EXAMPLE: As described in the text, Hooke’s Law, f = -kx, relates the force (f), the stiffness (k) and the extension past resting length (x) for a spring. It is a useful and accurate approximation for small extensions. For large extensions, however, springs are permanently distorted or break. Springs involve friction, which is not included in the law. Some springs, such as passive muscle, are really composites and show a different pattern, e.g., f = -k x3|x| for moderate sized extensions.

Prob 1.02. NOTE: Before starting, instruct R to use the mosaic package:

> require(mosaic)

Each of the following statements has a syntax mistake. Write the statements properly and give a sentence saying what was wrong. (Cut and paste the correct statement from R, along with any output that R gives and your sentence saying what was wrong in the original.)

Here’s an example:

QUESTION: What wrong with this statement?

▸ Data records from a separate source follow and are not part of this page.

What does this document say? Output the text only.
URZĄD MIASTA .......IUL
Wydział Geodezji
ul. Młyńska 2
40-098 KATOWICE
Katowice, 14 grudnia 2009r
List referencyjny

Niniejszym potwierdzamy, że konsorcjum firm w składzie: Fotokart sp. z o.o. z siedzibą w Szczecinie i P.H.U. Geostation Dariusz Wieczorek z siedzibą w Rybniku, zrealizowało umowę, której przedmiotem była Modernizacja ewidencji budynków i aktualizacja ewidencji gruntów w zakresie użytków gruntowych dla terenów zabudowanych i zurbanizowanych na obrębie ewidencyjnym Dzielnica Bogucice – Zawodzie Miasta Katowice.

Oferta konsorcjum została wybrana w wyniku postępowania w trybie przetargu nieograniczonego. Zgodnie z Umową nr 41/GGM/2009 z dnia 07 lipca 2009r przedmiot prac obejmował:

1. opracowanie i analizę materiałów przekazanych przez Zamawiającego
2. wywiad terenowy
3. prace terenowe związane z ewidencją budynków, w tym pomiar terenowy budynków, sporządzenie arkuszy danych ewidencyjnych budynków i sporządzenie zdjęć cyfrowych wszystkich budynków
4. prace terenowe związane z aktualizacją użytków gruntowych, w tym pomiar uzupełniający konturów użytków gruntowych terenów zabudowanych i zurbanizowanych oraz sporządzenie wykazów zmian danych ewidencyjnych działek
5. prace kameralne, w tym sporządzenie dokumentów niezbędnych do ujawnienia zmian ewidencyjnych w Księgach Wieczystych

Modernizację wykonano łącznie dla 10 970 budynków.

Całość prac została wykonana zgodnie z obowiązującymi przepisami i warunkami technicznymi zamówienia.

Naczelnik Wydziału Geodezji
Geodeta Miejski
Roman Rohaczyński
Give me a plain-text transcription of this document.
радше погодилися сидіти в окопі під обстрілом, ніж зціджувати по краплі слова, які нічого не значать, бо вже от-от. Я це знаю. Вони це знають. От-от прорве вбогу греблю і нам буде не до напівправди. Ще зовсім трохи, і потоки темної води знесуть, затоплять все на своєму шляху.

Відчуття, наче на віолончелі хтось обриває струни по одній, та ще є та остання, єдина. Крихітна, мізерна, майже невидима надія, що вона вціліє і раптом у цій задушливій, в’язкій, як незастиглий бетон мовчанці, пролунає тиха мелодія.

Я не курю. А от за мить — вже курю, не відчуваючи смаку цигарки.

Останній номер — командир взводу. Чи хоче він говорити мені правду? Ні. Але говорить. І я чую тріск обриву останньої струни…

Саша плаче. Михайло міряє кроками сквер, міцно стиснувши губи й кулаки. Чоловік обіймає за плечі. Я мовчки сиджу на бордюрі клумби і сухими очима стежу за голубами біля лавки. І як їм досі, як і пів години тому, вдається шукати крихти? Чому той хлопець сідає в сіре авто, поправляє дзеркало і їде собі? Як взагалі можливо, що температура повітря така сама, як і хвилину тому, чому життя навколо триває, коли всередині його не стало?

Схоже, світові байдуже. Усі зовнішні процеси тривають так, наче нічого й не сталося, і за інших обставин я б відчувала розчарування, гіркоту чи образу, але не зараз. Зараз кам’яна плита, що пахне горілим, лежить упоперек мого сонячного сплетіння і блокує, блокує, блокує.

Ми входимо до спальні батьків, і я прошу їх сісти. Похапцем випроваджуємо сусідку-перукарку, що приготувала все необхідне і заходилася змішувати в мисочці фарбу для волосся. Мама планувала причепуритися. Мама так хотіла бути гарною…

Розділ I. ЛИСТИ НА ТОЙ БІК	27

> a = fetchData(myfile.csv)

ANSWER: It should be

> a = fetchData("myfile.csv")

The file name is a character string and therefore should be in quotes. Otherwise it’s treated as an object name, and there is no object called myfile.csv.

Now for the real thing. Say what’s wrong with each of these statements for the purpose given:

(a)
> seq(5;8) to give  5 6 7 8

 A Nothing is wrong. B Use a comma instead of a semi-colon to separate arguments: seq(5,8). C It should be seq(5 to 8).

(b)
> cos 1.5 to calculate the cosine of 1.5 radians

(c)
> 3 + 5 = x to make x take the value 3+5

(d)
> sqrt[4*98] to find the square root of 392

(e)
> 10,000 + 4,000 adding two numbers to get 14,000

(f)
> sqrt(c(4,16,25,36))=4 intended to give
 FALSE TRUE FALSE FALSE

(g)
> fruit = c(apple, berry, cherry) to create a collection of names
 "apple" "berry" "cherry"

(h)
> x = 4(3+2) where x is intended to be assigned the value 20

(i)
> x/4 = 3+2 where x is intended to be assigned the value 20

Prob 1.04. The operator seq generates sequences. Use seq to make the following sequences:

1.
the integers from 1 to 10
2.
the integers from 5 to 15
3.
the integers from 1 to 10, skipping the even ones
4.
10 evenly spaced numbers between 0 and 1

Prob 1.05. According to legend, when the famous mathematician Johann Carl Friedrich Gauss (1777-1855) was a child, one of his teachers tried to distract him with busy work: add up the numbers 1 to 100. Gauss did this easily and immediately without a computer. But using the computer, which of the following commands will do the job?

 A sum(1,100) B seq(1,100) C sum of seq(1,100) D sum(seq(1,100)) E seq(sum(1,100)) F sum(1,seq(100))

Prob 1.10. Try the following command:

> seq(1,5,by=.5,length=2)

Why do you think the computer responded the way it did?

Prob 1.11. 1e6 and 10e5 are two different ways of writing one-million. Write 5 more different forms of one-million using scientific notation.

Prob 1.12. The following statement gives a result that some people are surprised by

> 10e3 == 1000

 FALSE

Explain why the result was FALSE rather than TRUE.

 A 10e3 is 100, not 1000 B 10e3 is 10000, not 1000 C 10e3 is not a valid number D It should be true; there’s a bug in the software.